In [1]:
import pandas as pd
import numpy as np
from sklearn.model_selection import train_test_split
from sklearn.metrics import confusion_matrix, accuracy_score

df = pd.read_csv("Adult_clean.csv")

# Make sure all features are strings (categorical)
for col in df.columns:
    df[col] = df[col].astype(str)

train_df, test_df = train_test_split(df, test_size=0.2, random_state=42)


parents = {
    'age_bin': [],
    'education': ['age_bin'],
    'workclass': ['education'],
    'occupation': ['education'],
    'hours_bin': ['occupation', 'workclass'],
    'income': ['education', 'occupation', 'hours_bin']
}

nodes = list(parents.keys())


CPT = {}

def get_counts(subset, col):
    """Return a normalized probability table for a single variable."""
    counts = subset[col].value_counts()
    total = counts.sum()
    return {v: counts.get(v, 0) / total for v in subset[col].unique()}

for node in nodes:
    node_parents = parents[node]
    CPT[node] = {}

    if len(node_parents) == 0:
        # No parents → unconditional distribution
        CPT[node][None] = train_df[node].value_counts(normalize=True).to_dict()
    else:
        # With parents → need conditional distribution
        parent_vals = train_df[node_parents].drop_duplicates()

        for _, parent_row in parent_vals.iterrows():
            key = tuple(parent_row[p] for p in node_parents)
            subset = train_df
            for p in node_parents:
                subset = subset[subset[p] == parent_row[p]]

            if len(subset) == 0:
                continue

            dist = subset[node].value_counts(normalize=True).to_dict()
            CPT[node][key] = dist


def predict_row(row):
    """Compute P(income | evidence) via BN factorization."""

    # Test both income states
    income_states = list(CPT['income'][list(CPT['income'].keys())[0]].keys())
    scores = {}

    for income_state in income_states:
        prob = 1.0

        # Evaluate BN probability product
        for node in nodes:
            node_parents = parents[node]

            # income gets manually set to the tested state
            if node == 'income':
                node_value = income_state
            else:
                node_value = row[node]

            # Parent key
            if len(node_parents) == 0:
                key = None
            else:
                key = tuple(income_state if p=='income' else row[p] for p in node_parents)
            if key not in CPT[node] or node_value not in CPT[node][key]:
                prob *= 1e-9  # smoothing for missing combinations
            else:
                prob *= CPT[node][key][node_value]

        scores[income_state] = prob

    return max(scores, key=scores.get)


test_df['pred'] = test_df.apply(predict_row, axis=1)

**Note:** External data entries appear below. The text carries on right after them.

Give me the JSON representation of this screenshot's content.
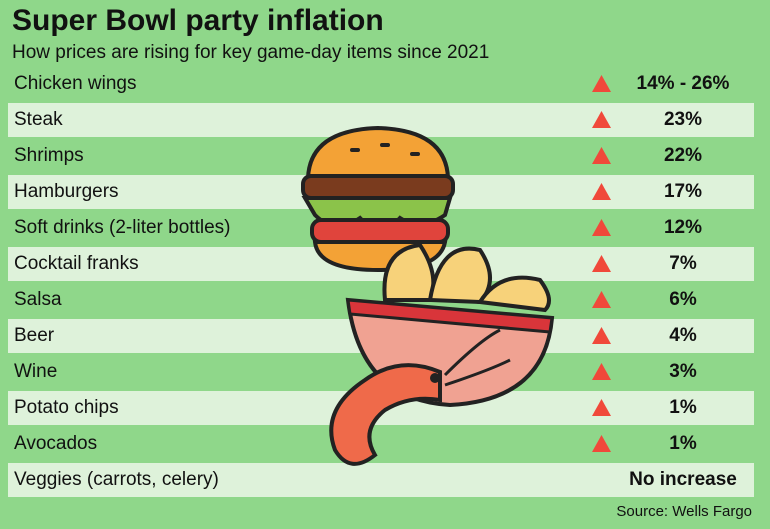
{
  "header": {
    "title": "Super Bowl party inflation",
    "subtitle": "How prices are rising for key game-day items since 2021"
  },
  "table": {
    "rows": [
      [
        "Chicken wings",
        "14% - 26%"
      ],
      [
        "Steak",
        "23%"
      ],
      [
        "Shrimps",
        "22%"
      ],
      [
        "Hamburgers",
        "17%"
      ],
      [
        "Soft drinks (2-liter bottles)",
        "12%"
      ],
      [
        "Cocktail franks",
        "7%"
      ],
      [
        "Salsa",
        "6%"
      ],
      [
        "Beer",
        "4%"
      ],
      [
        "Wine",
        "3%"
      ],
      [
        "Potato chips",
        "1%"
      ],
      [
        "Avocados",
        "1%"
      ],
      [
        "Veggies (carrots, celery)",
        "No increase"
      ]
    ]
  },
  "source": "Source: Wells Fargo"
}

acc = accuracy_score(test_df['income'], test_df['pred'])
cm = confusion_matrix(test_df['income'], test_df['pred'])

print("Accuracy:", acc)
print("\nConfusion matrix:")
print(cm)


Accuracy: 0.7908690756474562

Confusion matrix:
[[7018  396]
 [1647  708]]


In [4]:
import math

def posterior_income(row, CPT, parents, nodes):
    income_states = list(CPT['income'][list(CPT['income'].keys())[0]].keys())
    log_scores = {}

    for income_state in income_states:
        logp = 0.0

        for node in nodes:
            node_parents = parents[node]

            if node == 'income':
                node_value = income_state
            else:
                node_value = row[node]

            if len(node_parents) == 0:
                key = None
            else:
                key = tuple(
                    income_state if p == 'income' else row[p]
                    for p in node_parents
                )

            if key not in CPT[node] or node_value not in CPT[node][key]:
                logp += math.log(1e-9)
            else:
                logp += math.log(max(CPT[node][key][node_value], 1e-12))

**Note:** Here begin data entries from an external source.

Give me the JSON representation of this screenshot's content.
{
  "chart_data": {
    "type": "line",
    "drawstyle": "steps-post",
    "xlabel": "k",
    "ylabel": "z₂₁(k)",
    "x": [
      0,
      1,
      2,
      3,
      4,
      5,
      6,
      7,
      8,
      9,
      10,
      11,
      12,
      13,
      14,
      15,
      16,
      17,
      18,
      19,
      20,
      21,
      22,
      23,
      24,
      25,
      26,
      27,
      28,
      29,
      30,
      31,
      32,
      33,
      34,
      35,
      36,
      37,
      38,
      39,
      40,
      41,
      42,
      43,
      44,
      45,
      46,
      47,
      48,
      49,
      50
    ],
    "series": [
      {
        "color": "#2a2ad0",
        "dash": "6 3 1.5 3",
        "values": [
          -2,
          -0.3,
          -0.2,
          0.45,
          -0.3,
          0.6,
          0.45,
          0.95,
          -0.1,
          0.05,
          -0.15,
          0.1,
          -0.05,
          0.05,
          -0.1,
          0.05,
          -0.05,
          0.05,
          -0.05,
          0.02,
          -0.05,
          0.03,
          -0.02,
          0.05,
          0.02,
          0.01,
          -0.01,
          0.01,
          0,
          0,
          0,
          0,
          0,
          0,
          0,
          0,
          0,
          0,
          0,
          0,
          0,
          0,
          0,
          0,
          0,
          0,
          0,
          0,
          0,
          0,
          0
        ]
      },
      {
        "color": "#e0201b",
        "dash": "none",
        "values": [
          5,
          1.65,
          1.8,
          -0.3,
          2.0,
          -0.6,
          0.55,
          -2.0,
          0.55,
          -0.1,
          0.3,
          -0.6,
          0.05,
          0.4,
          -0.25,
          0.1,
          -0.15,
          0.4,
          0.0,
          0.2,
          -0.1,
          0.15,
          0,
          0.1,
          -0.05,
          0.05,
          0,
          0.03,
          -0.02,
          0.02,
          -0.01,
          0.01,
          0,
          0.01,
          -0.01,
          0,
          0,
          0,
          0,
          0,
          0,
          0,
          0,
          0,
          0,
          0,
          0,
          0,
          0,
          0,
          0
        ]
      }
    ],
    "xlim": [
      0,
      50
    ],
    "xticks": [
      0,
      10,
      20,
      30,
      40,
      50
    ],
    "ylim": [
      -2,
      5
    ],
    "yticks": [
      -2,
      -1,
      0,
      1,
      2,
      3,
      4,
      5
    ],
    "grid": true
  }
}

        log_scores[income_state] = logp

    max_log = max(log_scores.values())
    exps = {k: math.exp(v - max_log) for k, v in log_scores.items()}
    Z = sum(exps.values())
    return {k: v / Z for k, v in exps.items()}

In [5]:
def postTest(filter_cond):
    subset = test_df[filter_cond(test_df)]
    probs = []

    for _, row in subset.iterrows():
        post = posterior_income(row, CPT, parents, nodes)
        probs.append(post['>50K'])

    return len(subset), sum(probs) / len(probs)

n_bach, p_bach = postTest(lambda df: df['education'] == 'Bachelors')
n_grad, p_grad = postTest(lambda df: df['education'] == 'Grad')
n_ft, p_ft = postTest(lambda df: df['hours_bin'] == 'Full-time')
n_ext, p_ext = postTest(lambda df: df['hours_bin'] == 'Extreme')
n_exec, p_exec = postTest(lambda df: df['occupation'] == 'Exec-managerial')

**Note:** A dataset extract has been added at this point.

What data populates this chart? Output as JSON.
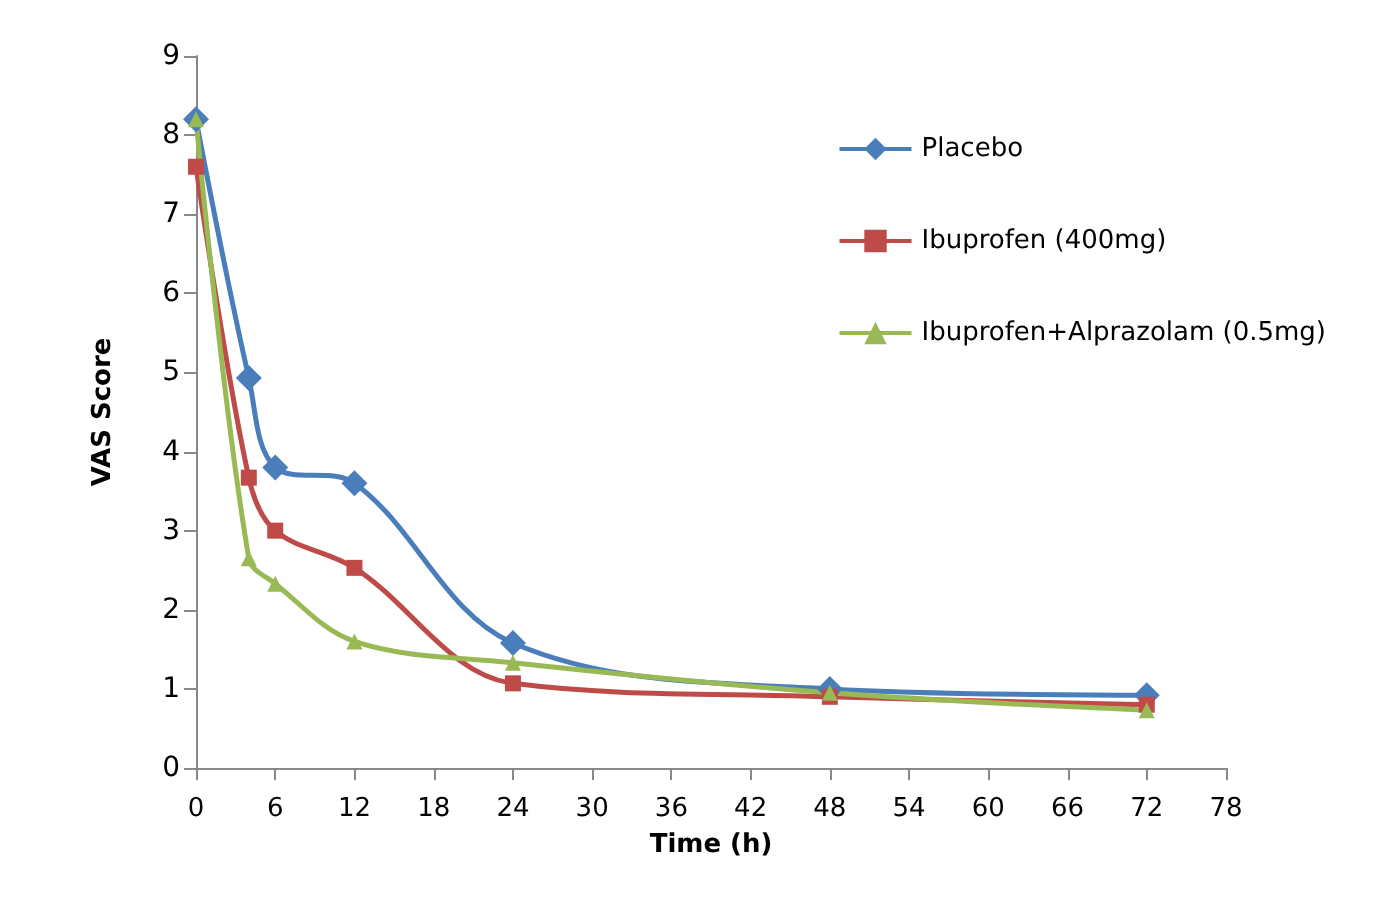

print("education=Bachelors:", n_bach, p_bach)
print("education=Grad:", n_grad, p_grad)
print("hours_bin=Full-time:", n_ft, p_ft)
print("hours_bin=Extreme:", n_ext, p_ext)
print("occupation=Exec-managerial:", n_exec, p_exec)


education=Bachelors: 1604 0.4171271607077439
education=Grad: 816 0.6129614051864863
hours_bin=Full-time: 5304 0.20246576558217527
hours_bin=Extreme: 337 0.36230667959652
occupation=Exec-managerial: 1233 0.4830993152903306